Furthermore, the brief says, the CSA "transfers a quintessential legislative power—the power to execute treaties—to the Attorney General." And in doing so, Sisley argues, it fails to provide an "intelligible principle to choose among schedules," as required by the Supreme Court's delegation precedents. "The Attorney General has no discretion to override the floor dictated by an unelected international body," Sisley's lawyers say. "But he has unfettered discretion to schedule above that point. Even if these two handoffs could stand independently, together they plainly violate established Separation of Powers norms."
At a time when pot prohibition is steadily crumbling across the country and Congress is considering bills that would entirely remove marijuana from the CSA's schedules, this argument about the plant's proper classification might seem like irrelevant quibbling. But as Sisley notes, the regulatory requirements for Schedule I drugs, along with the marijuana monopoly the DEA is finally beginning to address, make it harder for researchers like her to investigate the drug's potential.
President Joe Biden says he agrees. During his campaign, he promised to facilitate medical research by reclassifying marijuana.
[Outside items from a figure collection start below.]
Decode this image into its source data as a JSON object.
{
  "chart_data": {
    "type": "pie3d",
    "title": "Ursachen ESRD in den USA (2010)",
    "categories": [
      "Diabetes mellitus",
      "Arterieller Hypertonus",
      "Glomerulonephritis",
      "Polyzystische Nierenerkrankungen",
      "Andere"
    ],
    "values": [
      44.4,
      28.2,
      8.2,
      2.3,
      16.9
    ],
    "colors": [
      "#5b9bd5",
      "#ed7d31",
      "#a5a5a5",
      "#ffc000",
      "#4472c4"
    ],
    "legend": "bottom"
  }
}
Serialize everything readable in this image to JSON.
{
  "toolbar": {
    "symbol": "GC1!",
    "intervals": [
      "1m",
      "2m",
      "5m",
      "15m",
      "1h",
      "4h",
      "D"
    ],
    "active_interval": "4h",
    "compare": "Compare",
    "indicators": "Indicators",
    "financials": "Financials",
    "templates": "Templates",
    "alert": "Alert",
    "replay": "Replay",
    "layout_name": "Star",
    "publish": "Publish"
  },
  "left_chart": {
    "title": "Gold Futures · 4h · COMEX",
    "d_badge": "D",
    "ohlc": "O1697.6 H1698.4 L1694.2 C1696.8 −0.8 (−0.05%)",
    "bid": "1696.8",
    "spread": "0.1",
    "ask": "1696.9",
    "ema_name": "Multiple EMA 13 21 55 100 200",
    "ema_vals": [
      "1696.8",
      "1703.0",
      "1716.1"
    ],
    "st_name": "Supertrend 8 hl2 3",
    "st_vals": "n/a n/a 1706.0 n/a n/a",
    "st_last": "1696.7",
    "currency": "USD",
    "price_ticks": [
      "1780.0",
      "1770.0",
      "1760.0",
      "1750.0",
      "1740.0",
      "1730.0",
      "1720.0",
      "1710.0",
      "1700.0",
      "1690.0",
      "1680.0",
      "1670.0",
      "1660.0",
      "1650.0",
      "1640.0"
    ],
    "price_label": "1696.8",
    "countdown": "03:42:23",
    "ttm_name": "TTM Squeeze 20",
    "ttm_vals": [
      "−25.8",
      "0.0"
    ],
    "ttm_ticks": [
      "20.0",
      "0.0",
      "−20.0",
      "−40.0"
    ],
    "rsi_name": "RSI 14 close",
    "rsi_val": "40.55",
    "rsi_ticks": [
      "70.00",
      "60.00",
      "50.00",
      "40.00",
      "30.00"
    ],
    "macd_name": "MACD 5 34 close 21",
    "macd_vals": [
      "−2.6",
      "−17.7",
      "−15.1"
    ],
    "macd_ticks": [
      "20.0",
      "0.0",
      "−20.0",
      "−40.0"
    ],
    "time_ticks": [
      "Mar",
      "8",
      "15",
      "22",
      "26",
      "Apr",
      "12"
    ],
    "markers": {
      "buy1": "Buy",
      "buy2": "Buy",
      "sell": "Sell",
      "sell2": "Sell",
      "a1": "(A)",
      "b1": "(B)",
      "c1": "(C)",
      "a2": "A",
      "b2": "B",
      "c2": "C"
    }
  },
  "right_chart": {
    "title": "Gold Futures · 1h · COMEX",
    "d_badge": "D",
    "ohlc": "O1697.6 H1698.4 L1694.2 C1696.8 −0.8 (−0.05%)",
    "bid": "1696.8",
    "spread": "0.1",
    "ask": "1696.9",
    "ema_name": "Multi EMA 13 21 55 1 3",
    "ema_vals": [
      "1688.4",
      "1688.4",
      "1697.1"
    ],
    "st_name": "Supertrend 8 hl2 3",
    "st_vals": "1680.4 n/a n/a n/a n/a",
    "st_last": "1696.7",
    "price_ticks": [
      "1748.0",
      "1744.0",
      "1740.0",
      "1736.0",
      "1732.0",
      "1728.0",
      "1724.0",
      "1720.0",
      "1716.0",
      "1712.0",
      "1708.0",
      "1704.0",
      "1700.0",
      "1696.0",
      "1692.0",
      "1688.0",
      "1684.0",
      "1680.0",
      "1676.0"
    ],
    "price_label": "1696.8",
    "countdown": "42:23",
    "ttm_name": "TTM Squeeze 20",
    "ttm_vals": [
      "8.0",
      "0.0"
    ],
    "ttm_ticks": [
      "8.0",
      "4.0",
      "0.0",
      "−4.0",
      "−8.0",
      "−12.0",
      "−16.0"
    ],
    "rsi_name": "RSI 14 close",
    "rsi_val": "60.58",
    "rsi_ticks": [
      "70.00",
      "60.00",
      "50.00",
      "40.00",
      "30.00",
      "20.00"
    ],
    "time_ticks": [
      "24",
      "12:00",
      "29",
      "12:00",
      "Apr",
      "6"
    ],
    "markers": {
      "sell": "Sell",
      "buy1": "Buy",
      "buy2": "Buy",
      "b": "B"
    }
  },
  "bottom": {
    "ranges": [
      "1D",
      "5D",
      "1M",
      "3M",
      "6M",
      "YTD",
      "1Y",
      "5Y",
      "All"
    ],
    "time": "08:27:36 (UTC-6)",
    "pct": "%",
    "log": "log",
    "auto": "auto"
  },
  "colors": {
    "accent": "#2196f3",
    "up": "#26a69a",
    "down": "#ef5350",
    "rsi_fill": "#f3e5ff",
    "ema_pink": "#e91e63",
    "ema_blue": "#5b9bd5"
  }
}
His press secretary recently reaffirmed that the president favors "rescheduling cannabis as a Schedule II drug so researchers can study its positive and negative impacts." Since that decision is entirely within the power of the executive branch, the Biden administration can deliver on his promise without seeking new legislation from Congress. Instead it is defending marijuana's Schedule I status in federal court.
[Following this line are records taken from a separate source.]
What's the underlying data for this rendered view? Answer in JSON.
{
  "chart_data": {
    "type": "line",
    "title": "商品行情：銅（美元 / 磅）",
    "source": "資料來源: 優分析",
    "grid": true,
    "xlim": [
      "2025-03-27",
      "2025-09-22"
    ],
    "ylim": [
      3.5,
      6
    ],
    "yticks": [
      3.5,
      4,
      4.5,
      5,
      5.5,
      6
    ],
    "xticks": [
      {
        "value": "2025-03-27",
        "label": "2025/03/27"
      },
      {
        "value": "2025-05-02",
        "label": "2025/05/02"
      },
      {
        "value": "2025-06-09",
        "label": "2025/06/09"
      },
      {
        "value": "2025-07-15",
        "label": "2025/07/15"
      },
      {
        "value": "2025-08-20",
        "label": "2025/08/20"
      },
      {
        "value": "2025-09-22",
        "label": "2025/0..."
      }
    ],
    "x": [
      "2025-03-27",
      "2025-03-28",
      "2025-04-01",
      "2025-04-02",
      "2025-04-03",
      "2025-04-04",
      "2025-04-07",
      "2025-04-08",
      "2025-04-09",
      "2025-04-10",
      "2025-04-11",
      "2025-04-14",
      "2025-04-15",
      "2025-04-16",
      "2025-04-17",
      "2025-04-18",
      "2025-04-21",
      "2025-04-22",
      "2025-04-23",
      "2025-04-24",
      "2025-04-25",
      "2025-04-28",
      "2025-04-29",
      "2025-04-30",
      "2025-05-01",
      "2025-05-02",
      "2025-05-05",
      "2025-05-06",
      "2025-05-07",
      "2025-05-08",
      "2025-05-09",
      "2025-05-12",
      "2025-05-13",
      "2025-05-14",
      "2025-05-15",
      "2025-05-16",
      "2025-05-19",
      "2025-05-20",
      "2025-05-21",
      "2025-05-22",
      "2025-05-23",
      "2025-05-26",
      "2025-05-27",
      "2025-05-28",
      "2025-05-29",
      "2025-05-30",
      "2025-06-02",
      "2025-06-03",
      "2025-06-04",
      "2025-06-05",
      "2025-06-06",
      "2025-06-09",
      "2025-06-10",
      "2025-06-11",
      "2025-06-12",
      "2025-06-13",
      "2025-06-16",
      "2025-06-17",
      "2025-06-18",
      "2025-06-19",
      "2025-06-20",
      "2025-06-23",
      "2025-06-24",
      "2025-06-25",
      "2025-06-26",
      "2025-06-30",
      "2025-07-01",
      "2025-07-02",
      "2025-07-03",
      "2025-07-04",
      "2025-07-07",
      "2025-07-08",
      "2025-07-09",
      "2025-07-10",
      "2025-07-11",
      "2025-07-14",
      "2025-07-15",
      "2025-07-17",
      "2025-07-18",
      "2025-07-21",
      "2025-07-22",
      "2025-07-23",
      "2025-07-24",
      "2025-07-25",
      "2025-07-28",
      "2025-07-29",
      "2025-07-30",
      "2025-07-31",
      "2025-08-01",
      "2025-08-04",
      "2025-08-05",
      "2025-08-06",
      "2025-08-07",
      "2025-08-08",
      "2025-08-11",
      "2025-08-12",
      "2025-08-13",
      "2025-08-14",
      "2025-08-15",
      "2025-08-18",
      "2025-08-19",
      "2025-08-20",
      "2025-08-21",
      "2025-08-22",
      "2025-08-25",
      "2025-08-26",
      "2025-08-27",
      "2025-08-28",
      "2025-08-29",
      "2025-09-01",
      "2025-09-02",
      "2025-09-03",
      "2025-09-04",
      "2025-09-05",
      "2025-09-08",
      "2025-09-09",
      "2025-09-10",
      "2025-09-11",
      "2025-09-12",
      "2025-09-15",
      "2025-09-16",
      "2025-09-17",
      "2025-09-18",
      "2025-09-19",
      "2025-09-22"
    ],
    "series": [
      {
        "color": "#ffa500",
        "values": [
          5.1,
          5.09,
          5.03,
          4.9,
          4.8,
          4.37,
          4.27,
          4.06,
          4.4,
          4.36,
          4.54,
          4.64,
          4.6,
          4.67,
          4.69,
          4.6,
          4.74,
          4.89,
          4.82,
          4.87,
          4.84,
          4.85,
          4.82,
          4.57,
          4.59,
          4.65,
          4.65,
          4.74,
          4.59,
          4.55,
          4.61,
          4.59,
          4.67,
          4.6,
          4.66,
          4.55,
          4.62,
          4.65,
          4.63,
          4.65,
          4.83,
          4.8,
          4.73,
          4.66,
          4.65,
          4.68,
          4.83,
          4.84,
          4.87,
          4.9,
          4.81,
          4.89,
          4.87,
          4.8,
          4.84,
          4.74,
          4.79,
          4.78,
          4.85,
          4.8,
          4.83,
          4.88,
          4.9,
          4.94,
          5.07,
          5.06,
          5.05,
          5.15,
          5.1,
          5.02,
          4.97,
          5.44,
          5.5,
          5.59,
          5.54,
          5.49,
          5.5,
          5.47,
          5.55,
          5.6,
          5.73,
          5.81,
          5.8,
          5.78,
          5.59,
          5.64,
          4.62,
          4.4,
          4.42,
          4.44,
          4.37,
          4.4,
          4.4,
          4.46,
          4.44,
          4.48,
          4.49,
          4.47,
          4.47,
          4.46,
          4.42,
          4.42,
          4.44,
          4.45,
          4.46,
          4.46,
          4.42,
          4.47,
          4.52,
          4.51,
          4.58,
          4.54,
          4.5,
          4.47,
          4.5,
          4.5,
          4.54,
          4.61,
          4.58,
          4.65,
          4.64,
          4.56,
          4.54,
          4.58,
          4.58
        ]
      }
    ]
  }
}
Even if the DEA does ultimately move marijuana to Schedule II, that will not resolve the untenable conflict between state and federal law, even regarding medical use. Although Biden said he would "support the legalization of cannabis for medical purposes," that would require FDA approval, which in turn would require an applicant with the resources to meet the agency's requirements. All of that would not matter much if Congress simply repealed the federal ban on marijuana, a step that Biden has steadfastly resisted.
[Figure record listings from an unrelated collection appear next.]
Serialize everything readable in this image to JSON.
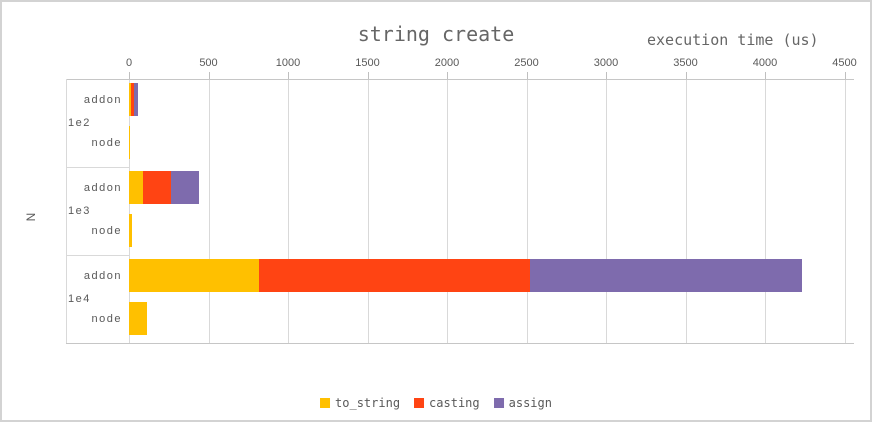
{
  "chart_data": {
    "type": "bar",
    "orientation": "horizontal",
    "stacked": true,
    "title": "string create",
    "xlabel": "execution time (us)",
    "ylabel": "N",
    "xlim": [
      0,
      4500
    ],
    "xticks": [
      0,
      500,
      1000,
      1500,
      2000,
      2500,
      3000,
      3500,
      4000,
      4500
    ],
    "grid": true,
    "legend_position": "bottom",
    "series_names": [
      "to_string",
      "casting",
      "assign"
    ],
    "series_colors": [
      "#FFC000",
      "#FF4413",
      "#7E6BAD"
    ],
    "groups": [
      {
        "label": "1e2",
        "rows": [
          {
            "label": "addon",
            "values": [
              10,
              20,
              25
            ]
          },
          {
            "label": "node",
            "values": [
              4,
              0,
              0
            ]
          }
        ]
      },
      {
        "label": "1e3",
        "rows": [
          {
            "label": "addon",
            "values": [
              90,
              175,
              175
            ]
          },
          {
            "label": "node",
            "values": [
              20,
              0,
              0
            ]
          }
        ]
      },
      {
        "label": "1e4",
        "rows": [
          {
            "label": "addon",
            "values": [
              820,
              1700,
              1710
            ]
          },
          {
            "label": "node",
            "values": [
              115,
              0,
              0
            ]
          }
        ]
      }
    ]
  }
}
Beyond the immediate practical impact of Sisley's case, it raises important issues regarding federalism and the separation of powers. The CSA itself, insofar as it purports to prohibit activity that never crosses state lines, is an affront to the 10th Amendment that is based on an absurdly broad reading of the Commerce Clause. Its continued treatment of cannabis as contraband and state-licensed marijuana suppliers as felons creates all sorts of risks and headaches for a burgeoning industry that most states view as legitimate.
Worse, the CSA, as currently understood, gives the DEA nearly unlimited discretion to decide which substances should be prohibited or restricted, even when its judgment defies common sense. If the puzzle of marijuana's Schedule I status encourages federal courts to reconsider the breadth of that discretion, the implications could extend far beyond this particular plant or drug policy generally. As Justice Neil Gorsuch observed as a 10th Circuit judge, the Chevron doctrine "permit[s] executive bureaucracies to swallow huge amounts of core judicial and legislative power and concentrate federal power in a way that seems more than a little difficult to square with the Constitution of the framers' design."